実はUpToDateにマルモの診かたが書いてある(?)

 賢明な皆さんは,UpToDateに何か書いてあるのではないかと思うかもしれません。実は“Managing multiple comorbidities”という項目があります。しかもアプローチのアルゴリズム(図1)が示されています。つまり,病状を把握し,複数のガイドラインを網羅する完璧な治療計画を考えた上で,患者や家族の背景・好み・予後を把握し,治療間の相互作用を考え,利益と害を比較し,介入を開始するかどうかを話し合い,実現可能性やアドヒアランスや好みに合うのかを定期的に検証することが大事だというのです。

図1 Comorbidityの高齢者の評価と管理のアプローチ(UpToDateより)

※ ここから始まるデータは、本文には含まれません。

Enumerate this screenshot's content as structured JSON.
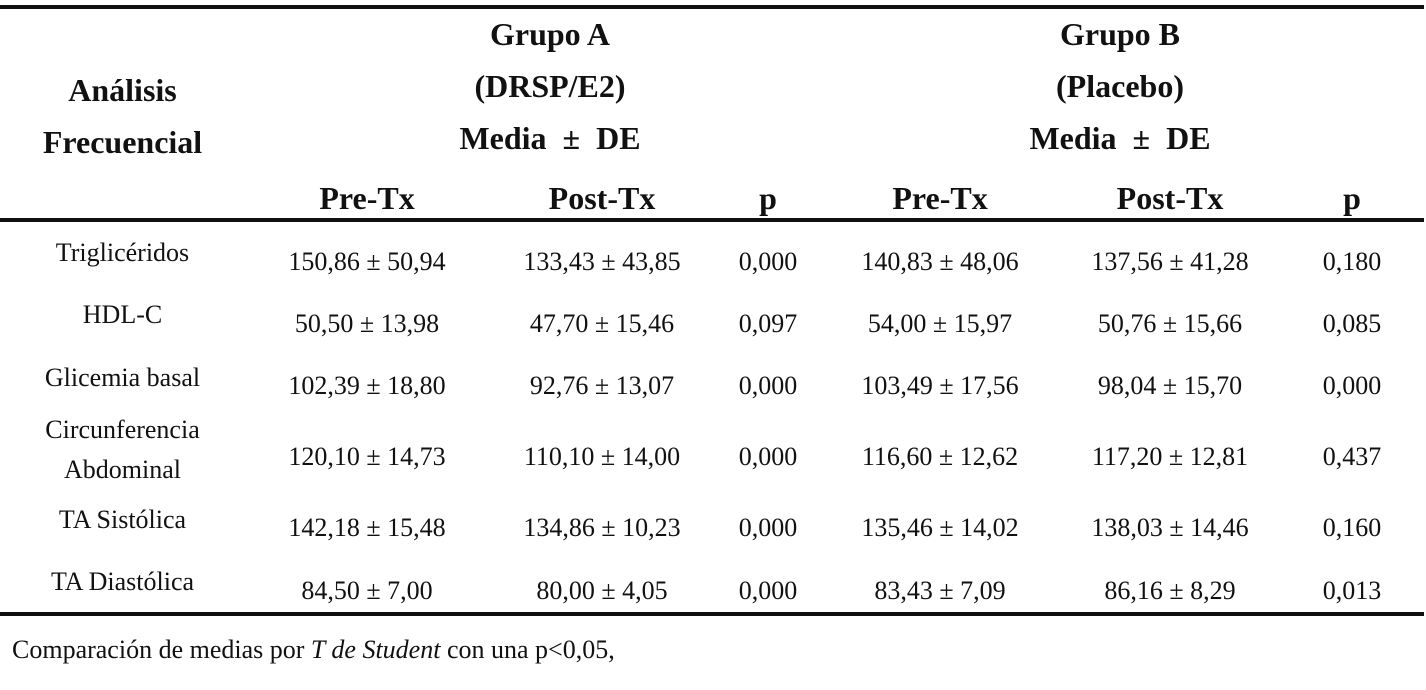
{
  "header": {
    "analisis": [
      "Análisis",
      "Frecuencial"
    ],
    "group_a": [
      "Grupo A",
      "(DRSP/E2)",
      "Media  ±  DE"
    ],
    "group_b": [
      "Grupo B",
      "(Placebo)",
      "Media  ±  DE"
    ],
    "sub": [
      "Pre-Tx",
      "Post-Tx",
      "p",
      "Pre-Tx",
      "Post-Tx",
      "p"
    ]
  },
  "rows": [
    {
      "label": [
        "Triglicéridos"
      ],
      "a_pre": "150,86 ± 50,94",
      "a_post": "133,43 ± 43,85",
      "a_p": "0,000",
      "b_pre": "140,83 ± 48,06",
      "b_post": "137,56 ± 41,28",
      "b_p": "0,180"
    },
    {
      "label": [
        "HDL-C"
      ],
      "a_pre": "50,50 ± 13,98",
      "a_post": "47,70 ± 15,46",
      "a_p": "0,097",
      "b_pre": "54,00 ± 15,97",
      "b_post": "50,76 ± 15,66",
      "b_p": "0,085"
    },
    {
      "label": [
        "Glicemia basal"
      ],
      "a_pre": "102,39 ± 18,80",
      "a_post": "92,76 ± 13,07",
      "a_p": "0,000",
      "b_pre": "103,49 ± 17,56",
      "b_post": "98,04 ± 15,70",
      "b_p": "0,000"
    },
    {
      "label": [
        "Circunferencia",
        "Abdominal"
      ],
      "a_pre": "120,10 ± 14,73",
      "a_post": "110,10 ± 14,00",
      "a_p": "0,000",
      "b_pre": "116,60 ± 12,62",
      "b_post": "117,20 ± 12,81",
      "b_p": "0,437"
    },
    {
      "label": [
        "TA Sistólica"
      ],
      "a_pre": "142,18 ± 15,48",
      "a_post": "134,86 ± 10,23",
      "a_p": "0,000",
      "b_pre": "135,46 ± 14,02",
      "b_post": "138,03 ± 14,46",
      "b_p": "0,160"
    },
    {
      "label": [
        "TA Diastólica"
      ],
      "a_pre": "84,50 ± 7,00",
      "a_post": "80,00 ± 4,05",
      "a_p": "0,000",
      "b_pre": "83,43 ± 7,09",
      "b_post": "86,16 ± 8,29",
      "b_p": "0,013"
    }
  ],
  "footnote": {
    "before": "Comparación de medias por ",
    "italic": "T de Student",
    "after": " con una p<0,05,"
  }
}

 さすがはUpToDate,うまいことまとめています。EBMの5つのステップにおけるステップ4(情報を患者へ適用する)やステップ5(全体の評価)と同じですね。一般的なエビデンスを踏まえた上で,現実的になって個別性を考えようということです。

 ですが,それって大変ですよね。そんな大変なマルモ外来を「楽しく診る」ことができるようになってほしいと思ったのが,今回の連載のきっかけです。ポイントは「現状に合わせるのではなく,その人らしさを尊重しながら現状をいかに変えることができるか」。それが家庭医療的なマルモへのアプローチの基本的な考え方です。

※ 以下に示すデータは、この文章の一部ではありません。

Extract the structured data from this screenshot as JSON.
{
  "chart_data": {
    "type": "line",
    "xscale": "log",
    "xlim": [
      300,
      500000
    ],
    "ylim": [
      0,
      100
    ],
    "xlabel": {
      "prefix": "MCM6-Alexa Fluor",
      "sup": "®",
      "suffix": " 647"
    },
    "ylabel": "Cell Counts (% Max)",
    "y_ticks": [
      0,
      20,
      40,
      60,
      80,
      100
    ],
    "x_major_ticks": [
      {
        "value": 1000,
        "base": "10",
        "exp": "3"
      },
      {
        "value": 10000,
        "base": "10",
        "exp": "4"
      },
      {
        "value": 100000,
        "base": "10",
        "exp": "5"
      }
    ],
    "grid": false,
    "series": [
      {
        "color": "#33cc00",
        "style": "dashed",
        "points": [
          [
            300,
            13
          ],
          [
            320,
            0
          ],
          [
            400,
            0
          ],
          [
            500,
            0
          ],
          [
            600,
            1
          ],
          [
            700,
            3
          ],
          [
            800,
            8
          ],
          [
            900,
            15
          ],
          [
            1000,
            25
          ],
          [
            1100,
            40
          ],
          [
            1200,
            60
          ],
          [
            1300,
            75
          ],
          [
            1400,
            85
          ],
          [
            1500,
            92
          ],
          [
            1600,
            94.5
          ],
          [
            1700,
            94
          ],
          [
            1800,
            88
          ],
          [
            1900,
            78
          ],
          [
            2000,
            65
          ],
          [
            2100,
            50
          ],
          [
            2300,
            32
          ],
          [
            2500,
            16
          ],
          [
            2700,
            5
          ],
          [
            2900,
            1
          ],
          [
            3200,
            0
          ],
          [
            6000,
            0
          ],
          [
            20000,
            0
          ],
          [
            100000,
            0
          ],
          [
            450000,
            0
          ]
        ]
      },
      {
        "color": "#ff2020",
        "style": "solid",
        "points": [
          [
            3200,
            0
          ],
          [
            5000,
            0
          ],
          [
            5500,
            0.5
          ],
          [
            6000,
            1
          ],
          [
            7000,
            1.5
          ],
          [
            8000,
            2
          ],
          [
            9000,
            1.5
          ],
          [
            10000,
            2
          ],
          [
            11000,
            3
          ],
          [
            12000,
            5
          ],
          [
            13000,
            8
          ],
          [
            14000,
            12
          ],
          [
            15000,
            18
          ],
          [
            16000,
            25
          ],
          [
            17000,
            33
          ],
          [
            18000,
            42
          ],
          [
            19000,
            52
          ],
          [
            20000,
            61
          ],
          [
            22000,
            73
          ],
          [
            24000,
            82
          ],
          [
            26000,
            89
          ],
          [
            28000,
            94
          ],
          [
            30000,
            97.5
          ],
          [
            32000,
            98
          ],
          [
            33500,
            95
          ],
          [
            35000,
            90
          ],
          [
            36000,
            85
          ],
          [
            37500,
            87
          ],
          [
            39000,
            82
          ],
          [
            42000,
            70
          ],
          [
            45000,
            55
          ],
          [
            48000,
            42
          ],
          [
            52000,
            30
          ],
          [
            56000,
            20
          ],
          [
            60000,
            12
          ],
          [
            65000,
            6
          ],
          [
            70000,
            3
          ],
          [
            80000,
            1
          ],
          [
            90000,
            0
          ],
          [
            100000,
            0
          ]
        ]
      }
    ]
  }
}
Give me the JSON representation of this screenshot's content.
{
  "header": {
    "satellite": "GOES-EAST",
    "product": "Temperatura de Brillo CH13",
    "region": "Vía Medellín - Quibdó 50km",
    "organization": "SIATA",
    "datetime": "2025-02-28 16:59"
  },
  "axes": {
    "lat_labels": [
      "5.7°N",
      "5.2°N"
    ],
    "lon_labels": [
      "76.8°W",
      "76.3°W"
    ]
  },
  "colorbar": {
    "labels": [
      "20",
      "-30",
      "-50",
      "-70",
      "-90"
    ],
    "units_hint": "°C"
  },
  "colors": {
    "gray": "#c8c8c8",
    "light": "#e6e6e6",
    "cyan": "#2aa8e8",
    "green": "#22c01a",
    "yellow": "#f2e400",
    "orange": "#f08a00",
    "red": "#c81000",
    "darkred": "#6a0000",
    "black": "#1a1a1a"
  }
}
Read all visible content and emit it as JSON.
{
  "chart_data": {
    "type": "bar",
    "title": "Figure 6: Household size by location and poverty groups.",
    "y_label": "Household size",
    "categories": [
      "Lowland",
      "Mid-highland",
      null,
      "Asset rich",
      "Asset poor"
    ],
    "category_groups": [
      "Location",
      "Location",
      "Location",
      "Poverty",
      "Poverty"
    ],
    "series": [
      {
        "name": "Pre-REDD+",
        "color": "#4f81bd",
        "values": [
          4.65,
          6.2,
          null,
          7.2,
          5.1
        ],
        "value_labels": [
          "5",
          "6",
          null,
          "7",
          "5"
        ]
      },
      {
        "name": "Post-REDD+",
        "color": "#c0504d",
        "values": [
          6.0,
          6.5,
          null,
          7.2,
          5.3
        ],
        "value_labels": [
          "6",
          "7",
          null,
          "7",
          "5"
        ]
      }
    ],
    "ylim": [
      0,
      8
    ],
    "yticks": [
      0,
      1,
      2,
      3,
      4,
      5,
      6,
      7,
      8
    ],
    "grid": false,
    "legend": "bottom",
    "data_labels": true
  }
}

 この連載を通じて私が強調したいのは,「マルモはバランスで考える」ことです。次回詳しく紹介しますが,図2が頭の中にイメージできていると, マルモ診療がバランスよくできます5)。要は,左に並んでいるもの(患者のできそうなこと)をなるべく増やして,右に並んでいるもの(治療負担)をなるべく減らすことを意識するのが重要です。細かいところは今は覚えようとしなくても大丈夫です。本連載でケーススタディを通して学ぶうちに,自然と意識できるようになるはずです。

図2 マルモのバランスモデル

マルモを診るための家庭医療の視点を紹介します

 冒頭に病院家庭医と自己紹介しておきながら,家庭医の紹介をしていませんでした。私は「日本プライマリ・ケア連合学会認定家庭医療専門医」という肩書きを持っています。家庭医療というのは英国ではgeneral practitioner,米国ではfamily physicianとして診療所のプライマリ・ケア機能を担っています。ただガイドラインに従って広く診るのではなく,患者さんやご家族,その生活や生き方を解釈しながら,その方に合わせた診療をすることを得意としています。

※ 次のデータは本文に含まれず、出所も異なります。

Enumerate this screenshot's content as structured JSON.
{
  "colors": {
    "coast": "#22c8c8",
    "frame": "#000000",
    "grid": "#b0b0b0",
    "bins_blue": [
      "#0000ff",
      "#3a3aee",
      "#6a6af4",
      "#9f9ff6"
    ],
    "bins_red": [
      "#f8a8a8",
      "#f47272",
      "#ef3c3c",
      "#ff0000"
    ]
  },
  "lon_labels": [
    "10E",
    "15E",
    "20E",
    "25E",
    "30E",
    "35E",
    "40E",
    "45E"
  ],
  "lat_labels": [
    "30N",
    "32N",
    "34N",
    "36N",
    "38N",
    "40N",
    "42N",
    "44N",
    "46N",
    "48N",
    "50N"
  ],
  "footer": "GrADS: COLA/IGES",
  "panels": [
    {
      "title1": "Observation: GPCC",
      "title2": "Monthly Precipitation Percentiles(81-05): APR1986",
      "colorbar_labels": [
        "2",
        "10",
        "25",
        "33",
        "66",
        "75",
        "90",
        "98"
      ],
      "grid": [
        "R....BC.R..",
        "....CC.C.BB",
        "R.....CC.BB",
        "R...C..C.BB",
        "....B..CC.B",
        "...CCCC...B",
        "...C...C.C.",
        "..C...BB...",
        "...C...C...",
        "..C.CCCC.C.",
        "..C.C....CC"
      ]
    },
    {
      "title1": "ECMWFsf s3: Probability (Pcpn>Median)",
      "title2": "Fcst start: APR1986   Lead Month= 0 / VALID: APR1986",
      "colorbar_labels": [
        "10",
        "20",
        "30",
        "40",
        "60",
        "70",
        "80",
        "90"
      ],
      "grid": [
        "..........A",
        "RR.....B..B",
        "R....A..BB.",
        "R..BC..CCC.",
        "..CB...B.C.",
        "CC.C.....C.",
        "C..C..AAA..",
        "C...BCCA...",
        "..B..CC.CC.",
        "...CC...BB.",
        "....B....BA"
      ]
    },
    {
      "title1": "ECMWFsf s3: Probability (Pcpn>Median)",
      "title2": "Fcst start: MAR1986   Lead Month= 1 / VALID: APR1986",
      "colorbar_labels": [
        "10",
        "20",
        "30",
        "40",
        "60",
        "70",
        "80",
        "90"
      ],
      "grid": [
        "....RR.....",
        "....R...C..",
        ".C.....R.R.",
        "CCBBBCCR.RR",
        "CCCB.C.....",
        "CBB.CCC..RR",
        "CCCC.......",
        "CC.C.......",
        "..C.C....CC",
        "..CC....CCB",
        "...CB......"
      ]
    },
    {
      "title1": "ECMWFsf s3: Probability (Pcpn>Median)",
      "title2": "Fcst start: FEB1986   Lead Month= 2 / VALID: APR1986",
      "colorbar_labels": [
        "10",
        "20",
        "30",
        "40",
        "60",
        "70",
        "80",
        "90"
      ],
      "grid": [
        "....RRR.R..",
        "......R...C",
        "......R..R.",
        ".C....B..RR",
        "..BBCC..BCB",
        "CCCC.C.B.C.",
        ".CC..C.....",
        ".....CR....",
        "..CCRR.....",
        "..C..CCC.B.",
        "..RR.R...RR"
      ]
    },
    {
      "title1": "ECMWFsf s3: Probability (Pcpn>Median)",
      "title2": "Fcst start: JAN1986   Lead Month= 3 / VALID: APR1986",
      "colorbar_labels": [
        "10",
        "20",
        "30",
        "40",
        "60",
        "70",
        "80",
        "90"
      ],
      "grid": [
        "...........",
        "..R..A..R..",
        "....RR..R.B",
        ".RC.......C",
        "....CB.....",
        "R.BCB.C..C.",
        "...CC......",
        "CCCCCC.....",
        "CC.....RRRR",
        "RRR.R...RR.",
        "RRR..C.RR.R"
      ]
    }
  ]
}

 家庭医療学の視点を紹介しながらマルモ症例を考えることで,きっと皆さんの外来診療が楽しいものになるのではないかと思います。本連載ではmultimorbidityのケーススタディを通じて,UpToDateには書かれていない家庭医療のアプローチを紹介していきます。

つづく

参考文献・URL
1)Akker M, et al. Comorbidity or multimorbidity:what’s in a name? A review of literature. Eur J Gen Pract. 1996;2:65-70.
2)Sci Rep. 2018[PMID:29491441]
3)JAMA. 2005[PMID:16091574]
4)N Engl J Med. 1998[PMID:9593791]
5)Mercer S, et al. ABC of Multimorbidity. John Wiley & Sons, UK;2014.